Furthermore, since each mold body 22 is much smaller in size than the entire mold apparatus, it does not require a large space for handling or storing it.

Since the pitch of the threaded grooves molded into the molded product S is set by the lead screw 27 of each mold body 22, the molded products S with different threaded groove pitches can be molded together with a single mold device. I can do it.

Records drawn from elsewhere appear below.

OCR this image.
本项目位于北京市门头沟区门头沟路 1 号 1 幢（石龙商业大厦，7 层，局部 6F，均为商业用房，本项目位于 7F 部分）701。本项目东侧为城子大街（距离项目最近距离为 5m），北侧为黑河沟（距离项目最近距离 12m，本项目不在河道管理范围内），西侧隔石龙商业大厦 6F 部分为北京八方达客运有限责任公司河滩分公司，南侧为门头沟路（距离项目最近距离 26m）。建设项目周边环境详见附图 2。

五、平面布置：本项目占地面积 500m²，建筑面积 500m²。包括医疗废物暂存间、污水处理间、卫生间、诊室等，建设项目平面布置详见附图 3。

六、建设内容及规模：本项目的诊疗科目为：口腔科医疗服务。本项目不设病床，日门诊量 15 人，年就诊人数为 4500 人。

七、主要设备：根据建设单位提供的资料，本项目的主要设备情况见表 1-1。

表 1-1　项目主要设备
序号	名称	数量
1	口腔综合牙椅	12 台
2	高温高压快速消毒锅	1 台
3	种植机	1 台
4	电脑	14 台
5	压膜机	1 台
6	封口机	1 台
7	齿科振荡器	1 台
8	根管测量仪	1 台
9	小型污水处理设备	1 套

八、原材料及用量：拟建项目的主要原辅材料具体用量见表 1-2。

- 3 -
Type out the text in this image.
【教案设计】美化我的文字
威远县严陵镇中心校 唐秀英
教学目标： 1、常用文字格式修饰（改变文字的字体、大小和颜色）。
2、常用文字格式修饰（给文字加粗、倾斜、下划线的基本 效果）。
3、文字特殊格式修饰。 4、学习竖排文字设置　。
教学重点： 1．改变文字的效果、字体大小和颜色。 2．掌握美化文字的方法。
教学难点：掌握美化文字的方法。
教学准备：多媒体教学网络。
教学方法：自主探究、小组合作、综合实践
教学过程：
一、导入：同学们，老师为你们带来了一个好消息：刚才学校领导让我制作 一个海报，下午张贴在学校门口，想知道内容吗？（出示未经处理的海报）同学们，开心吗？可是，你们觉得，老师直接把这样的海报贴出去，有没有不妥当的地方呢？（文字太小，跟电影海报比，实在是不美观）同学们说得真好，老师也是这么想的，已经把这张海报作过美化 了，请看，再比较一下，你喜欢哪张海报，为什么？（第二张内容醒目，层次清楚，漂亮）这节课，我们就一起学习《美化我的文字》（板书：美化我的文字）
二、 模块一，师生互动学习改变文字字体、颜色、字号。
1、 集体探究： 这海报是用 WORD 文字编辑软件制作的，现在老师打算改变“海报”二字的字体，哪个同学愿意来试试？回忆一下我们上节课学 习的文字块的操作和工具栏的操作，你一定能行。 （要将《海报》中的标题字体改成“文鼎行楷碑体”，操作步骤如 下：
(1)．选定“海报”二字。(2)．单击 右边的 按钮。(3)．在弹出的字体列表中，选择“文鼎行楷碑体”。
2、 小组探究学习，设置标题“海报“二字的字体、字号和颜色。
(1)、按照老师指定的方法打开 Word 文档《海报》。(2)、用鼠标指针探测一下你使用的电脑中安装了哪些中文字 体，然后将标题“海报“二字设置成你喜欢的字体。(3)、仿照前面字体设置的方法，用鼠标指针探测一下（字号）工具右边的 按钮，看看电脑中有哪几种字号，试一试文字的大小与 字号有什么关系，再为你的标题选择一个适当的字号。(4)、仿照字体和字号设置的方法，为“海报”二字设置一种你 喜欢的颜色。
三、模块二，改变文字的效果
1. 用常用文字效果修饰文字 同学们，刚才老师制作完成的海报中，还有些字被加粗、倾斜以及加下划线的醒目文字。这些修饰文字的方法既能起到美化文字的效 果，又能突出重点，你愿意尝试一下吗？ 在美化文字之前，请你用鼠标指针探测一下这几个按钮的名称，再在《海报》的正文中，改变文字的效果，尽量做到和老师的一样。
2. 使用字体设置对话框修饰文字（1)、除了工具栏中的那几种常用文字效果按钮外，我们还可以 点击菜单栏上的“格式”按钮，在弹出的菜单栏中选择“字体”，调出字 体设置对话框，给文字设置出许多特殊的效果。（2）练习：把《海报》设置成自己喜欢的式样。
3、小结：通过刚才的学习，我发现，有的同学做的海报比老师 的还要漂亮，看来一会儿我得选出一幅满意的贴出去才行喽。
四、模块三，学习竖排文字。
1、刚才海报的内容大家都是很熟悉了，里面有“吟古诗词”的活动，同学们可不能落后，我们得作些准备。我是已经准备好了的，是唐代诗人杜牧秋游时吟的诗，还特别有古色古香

As is clear from the above description, the injection molding mold apparatus according to the present invention can significantly reduce costs in terms of mold manufacturing, handling, maintenance and management of the mold, and It exhibits many excellent effects, such as being able to mold a precise number of products without waste, and also being able to mold products with different structures in free combinations.

[Brief explanation of the drawing]

FIG. 1 is a side view of the mold apparatus according to the present invention as seen from the injection machine side. FIG. 2 is a longitudinal sectional view of the device of the present invention, excluding the rotating gear. FIG. 3 is a longitudinal sectional view showing the rotating gear of the device of the present invention. Fourth
The figure is a longitudinal sectional view of only the plate body of the device of the present invention. FIG. 5 is a front view of only the mold body of the device of the present invention. FIG. 6 is a partially exploded view for explaining the assembly of the device of the present invention. FIG. 7 is a longitudinal cross-sectional view showing the main part of the present invention in a mold-closed state and a mold-opened state, respectively, in half section. Explanation of symbols: 1... Plate body, 2... Top plate, 3... Runner plate, 4... Cavity plate, 5... Stripper plate,
6... Core plate, 8... Back plate, 1
6... Rotating gear, 21... Assembly space, 22...
Mold body, 23... Cavity, 24... Core core metal,
25...First stripper bush, 28...
Outer cylinder, 30...transmission gear, S...molded product, R...
runner.

Claims (1)

[Claims] 1. A plate body made up of various plates stacked one on top of the other and having a plurality of assembly cavities of the same shape and size formed therein, and a mold body for molding a screw cap to be fitted and assembled into the assembly cavities. The mold body is composed of a cavity assembled to the cavity plate of the plate body, a core mandrel having a mold surface portion at its tip that combines with the cavity to form a mold cavity; at least one stripper bush; a transmission gear that is fixedly assembled to the core metal and receives rotational force; and an outer cylinder that rotatably assembles and fixes the core metal to the core plate of the plate body. An injection mold device comprising: the outer cylinder and the core metal are screwed together with screws having the same pitch as the screws of the screw cap to be molded.